Alfred Pellan à Percé : cartes postales et poésie

Bien des gens savent que la Gaspésie est une région à voir. Pas seulement en raison de ses paysages et de ses gens, mais aussi en grande partie à cause d’artistes de l’extérieur qui ont pris la région comme source d’inspiration pour nourrir leurs œuvres. Et ce faisant, il ont fait découvrir le territoire sous un autre aspect.

André Breton et Alfred Pellan furent de ceux-là, et bien que leur rencontre n’ait rien donné de très tangible – si ce n’est que l’un a durablement influencé l’autre, il reste que la Gaspésie les a profondément marqués, ne serait-ce que de façon différente.

New York, New York

En 1944, André Breton était installé à New York depuis 3 ans pour y fuir le régime de Vichy qui sévissait en France, et aussi pour faire le deuil d’une séparation amoureuse qui fut pour lui fort éprouvante. C’est cette année-là qu’il apprend que les rivages de Percé recèlent des agates en abondance et qu’il décide d’y débarquer au mois d’août pour un séjour de 2 mois, avant de retourner en Europe à la Libération. C’est là qu’il puisera la matière pour écrire Arcane 17, à la fois déclaration d’amour à sa nouvelle compagne rencontrée à New York, roman poétique, essai philosophique, le tout entremêlé d’observations socio-politiques (peu flatteuses envers le Québec de l’époque, paraît-il) et de considérations d’ordre ésotérique (le titre est relié au tarot). Il fera aussi la rencontre inopinée du peintre Alfred Pellan, venu lui aussi glaner de ces fameuses pierres. Celui-ci retournera à Percé en 1949 en voyage de noces avec sa femme Madeleine, où il réalisera des œuvres aussi naïves qu’originales qui feront l’objet d’une exposition au musée Le Chafaud en 2010.
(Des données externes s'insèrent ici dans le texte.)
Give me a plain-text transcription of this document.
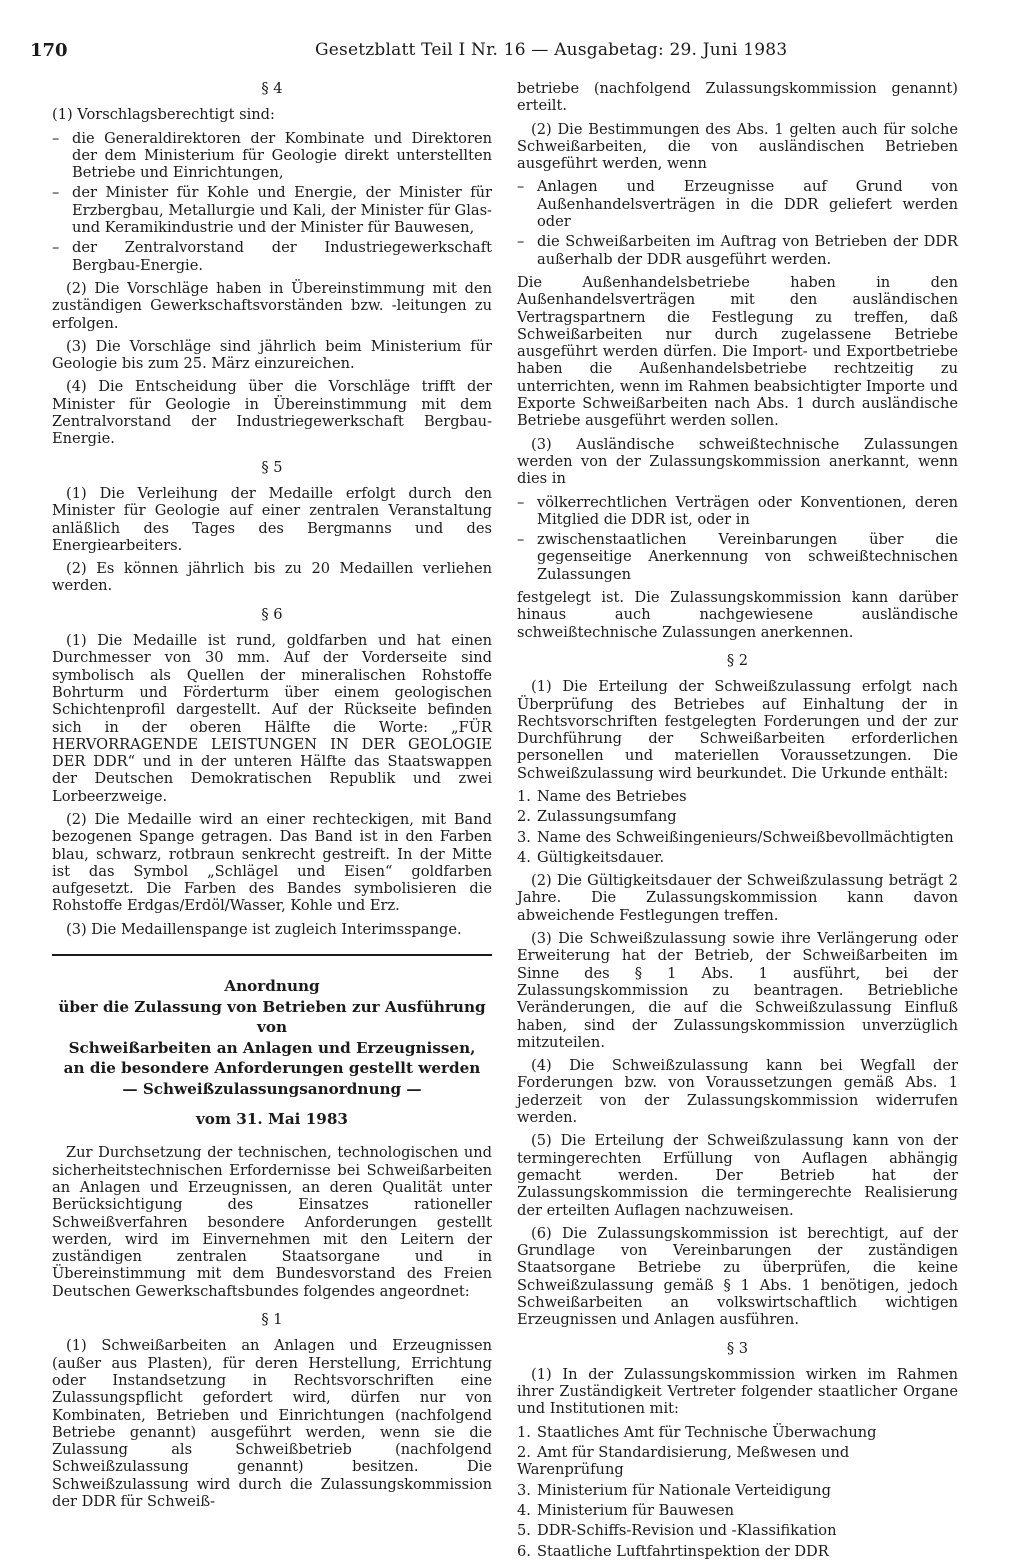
170	Gesetzblatt Teil I Nr. 16 — Ausgabetag: 29. Juni 1983
§ 4

(1) Vorschlagsberechtigt sind:

– die Generaldirektoren der Kombinate und Direktoren der dem Ministerium für Geologie direkt unterstellten Betriebe und Einrichtungen,
– der Minister für Kohle und Energie, der Minister für Erzbergbau, Metallurgie und Kali, der Minister für Glas- und Keramikindustrie und der Minister für Bauwesen,
– der Zentralvorstand der Industriegewerkschaft Bergbau-Energie.

(2) Die Vorschläge haben in Übereinstimmung mit den zuständigen Gewerkschaftsvorständen bzw. -leitungen zu erfolgen.

(3) Die Vorschläge sind jährlich beim Ministerium für Geologie bis zum 25. März einzureichen.

(4) Die Entscheidung über die Vorschläge trifft der Minister für Geologie in Übereinstimmung mit dem Zentralvorstand der Industriegewerkschaft Bergbau-Energie.

§ 5

(1) Die Verleihung der Medaille erfolgt durch den Minister für Geologie auf einer zentralen Veranstaltung anläßlich des Tages des Bergmanns und des Energiearbeiters.

(2) Es können jährlich bis zu 20 Medaillen verliehen werden.

§ 6

(1) Die Medaille ist rund, goldfarben und hat einen Durchmesser von 30 mm. Auf der Vorderseite sind symbolisch als Quellen der mineralischen Rohstoffe Bohrturm und Förderturm über einem geologischen Schichtenprofil dargestellt. Auf der Rückseite befinden sich in der oberen Hälfte die Worte: „FÜR HERVORRAGENDE LEISTUNGEN IN DER GEOLOGIE DER DDR“ und in der unteren Hälfte das Staatswappen der Deutschen Demokratischen Republik und zwei Lorbeerzweige.

(2) Die Medaille wird an einer rechteckigen, mit Band bezogenen Spange getragen. Das Band ist in den Farben blau, schwarz, rotbraun senkrecht gestreift. In der Mitte ist das Symbol „Schlägel und Eisen“ goldfarben aufgesetzt. Die Farben des Bandes symbolisieren die Rohstoffe Erdgas/Erdöl/Wasser, Kohle und Erz.

(3) Die Medaillenspange ist zugleich Interimsspange.

Anordnung
über die Zulassung von Betrieben zur Ausführung von
Schweißarbeiten an Anlagen und Erzeugnissen,
an die besondere Anforderungen gestellt werden
— Schweißzulassungsanordnung —
vom 31. Mai 1983

Zur Durchsetzung der technischen, technologischen und sicherheitstechnischen Erfordernisse bei Schweißarbeiten an Anlagen und Erzeugnissen, an deren Qualität unter Berücksichtigung des Einsatzes rationeller Schweißverfahren besondere Anforderungen gestellt werden, wird im Einvernehmen mit den Leitern der zuständigen zentralen Staatsorgane und in Übereinstimmung mit dem Bundesvorstand des Freien Deutschen Gewerkschaftsbundes folgendes angeordnet:

§ 1

(1) Schweißarbeiten an Anlagen und Erzeugnissen (außer aus Plasten), für deren Herstellung, Errichtung oder Instandsetzung in Rechtsvorschriften eine Zulassungspflicht gefordert wird, dürfen nur von Kombinaten, Betrieben und Einrichtungen (nachfolgend Betriebe genannt) ausgeführt werden, wenn sie die Zulassung als Schweißbetrieb (nachfolgend Schweißzulassung genannt) besitzen. Die Schweißzulassung wird durch die Zulassungskommission der DDR für Schweiß-

betriebe (nachfolgend Zulassungskommission genannt) erteilt.

(2) Die Bestimmungen des Abs. 1 gelten auch für solche Schweißarbeiten, die von ausländischen Betrieben ausgeführt werden, wenn

– Anlagen und Erzeugnisse auf Grund von Außenhandelsverträgen in die DDR geliefert werden oder
– die Schweißarbeiten im Auftrag von Betrieben der DDR außerhalb der DDR ausgeführt werden.

Die Außenhandelsbetriebe haben in den Außenhandelsverträgen mit den ausländischen Vertragspartnern die Festlegung zu treffen, daß Schweißarbeiten nur durch zugelassene Betriebe ausgeführt werden dürfen. Die Import- und Exportbetriebe haben die Außenhandelsbetriebe rechtzeitig zu unterrichten, wenn im Rahmen beabsichtigter Importe und Exporte Schweißarbeiten nach Abs. 1 durch ausländische Betriebe ausgeführt werden sollen.

(3) Ausländische schweißtechnische Zulassungen werden von der Zulassungskommission anerkannt, wenn dies in

– völkerrechtlichen Verträgen oder Konventionen, deren Mitglied die DDR ist, oder in
– zwischenstaatlichen Vereinbarungen über die gegenseitige Anerkennung von schweißtechnischen Zulassungen

festgelegt ist. Die Zulassungskommission kann darüber hinaus auch nachgewiesene ausländische schweißtechnische Zulassungen anerkennen.

§ 2

(1) Die Erteilung der Schweißzulassung erfolgt nach Überprüfung des Betriebes auf Einhaltung der in Rechtsvorschriften festgelegten Forderungen und der zur Durchführung der Schweißarbeiten erforderlichen personellen und materiellen Voraussetzungen. Die Schweißzulassung wird beurkundet. Die Urkunde enthält:

1. Name des Betriebes
2. Zulassungsumfang
3. Name des Schweißingenieurs/Schweißbevollmächtigten
4. Gültigkeitsdauer.

(2) Die Gültigkeitsdauer der Schweißzulassung beträgt 2 Jahre. Die Zulassungskommission kann davon abweichende Festlegungen treffen.

(3) Die Schweißzulassung sowie ihre Verlängerung oder Erweiterung hat der Betrieb, der Schweißarbeiten im Sinne des § 1 Abs. 1 ausführt, bei der Zulassungskommission zu beantragen. Betriebliche Veränderungen, die auf die Schweißzulassung Einfluß haben, sind der Zulassungskommission unverzüglich mitzuteilen.

(4) Die Schweißzulassung kann bei Wegfall der Forderungen bzw. von Voraussetzungen gemäß Abs. 1 jederzeit von der Zulassungskommission widerrufen werden.

(5) Die Erteilung der Schweißzulassung kann von der termingerechten Erfüllung von Auflagen abhängig gemacht werden. Der Betrieb hat der Zulassungskommission die termingerechte Realisierung der erteilten Auflagen nachzuweisen.

(6) Die Zulassungskommission ist berechtigt, auf der Grundlage von Vereinbarungen der zuständigen Staatsorgane Betriebe zu überprüfen, die keine Schweißzulassung gemäß § 1 Abs. 1 benötigen, jedoch Schweißarbeiten an volkswirtschaftlich wichtigen Erzeugnissen und Anlagen ausführen.

§ 3

(1) In der Zulassungskommission wirken im Rahmen ihrer Zuständigkeit Vertreter folgender staatlicher Organe und Institutionen mit:

1. Staatliches Amt für Technische Überwachung
2. Amt für Standardisierung, Meßwesen und Warenprüfung
3. Ministerium für Nationale Verteidigung
4. Ministerium für Bauwesen
5. DDR-Schiffs-Revision und -Klassifikation
6. Staatliche Luftfahrtinspektion der DDR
Si Pellan, selon certains témoignages, a eu droit à une réaction plutôt froide de la part de Breton en lui faisant part de son ambition d’allier impressionisme, cubisme, fauvisme et surréalisme[1], cela ne l’a certes pas empêché de devenir un peintre de renommée mondiale, ni le mouvement automatiste dont il fera partie un peu plus tard de marquer d’une empreinte profonde l’histoire de l’art au Québec – avec Paul-Émile Borduas et Fernand Leduc, entre autres. Et bien que je n’aie pas eu la chance de voir l’exposition du Chafaud à l’époque, la magie d’Internet me permettra tout de même de livrer mes impressions sur quelques unes des œuvres qui y furent exposées – et qui évidemment illustreront l’article.

Souvenirs de voyage à la Alfred Pellan

Il s’agit de simples cartes postales du Rocher Percé que Pellan a détournées en y exécutant des dessins de son cru. On peut n’y voir que des graffitis de toilettes publiques pour certaines (moi-même, j’avoue que…), mais ça démontre surtout que l’homme avait un sens de l’humour certain, en plus d’un grand sens de la poésie. Et quand on sait qu’en plus Pellan méprisait l’académisme (contre lequel s’élevait d’ailleurs le mouvement automatiste), ça confirme également qu’il était un homme libre, sinon un artiste profondément original.

Je me rends bien compte que finalement, André Breton n’aura été qu’un prétexte pour écrire quelques impressions sur un artiste québécois qui a dépassé les frontières, et ce que la Gaspésie – Percé particulièrement – lui a inspiré.

Étant Gaspésien moi-même, je ne peux faire autrement qu’en retirer qu’un certain bonheur. De plus, ça tend à rappeler que notre capitale touristique a été le théâtre de certains évènements marquants de notre histoire que ce soit politique (le FLQ) ou culturel, tel un certain Plume Latraverse dans un lieu appelé Maison du Pêcheur qui fera peut-être l’objet d’un autre article. Personnellement, j’ai tendance à penser que ma région fait ressortir des qualités artistiques chez bien des gens.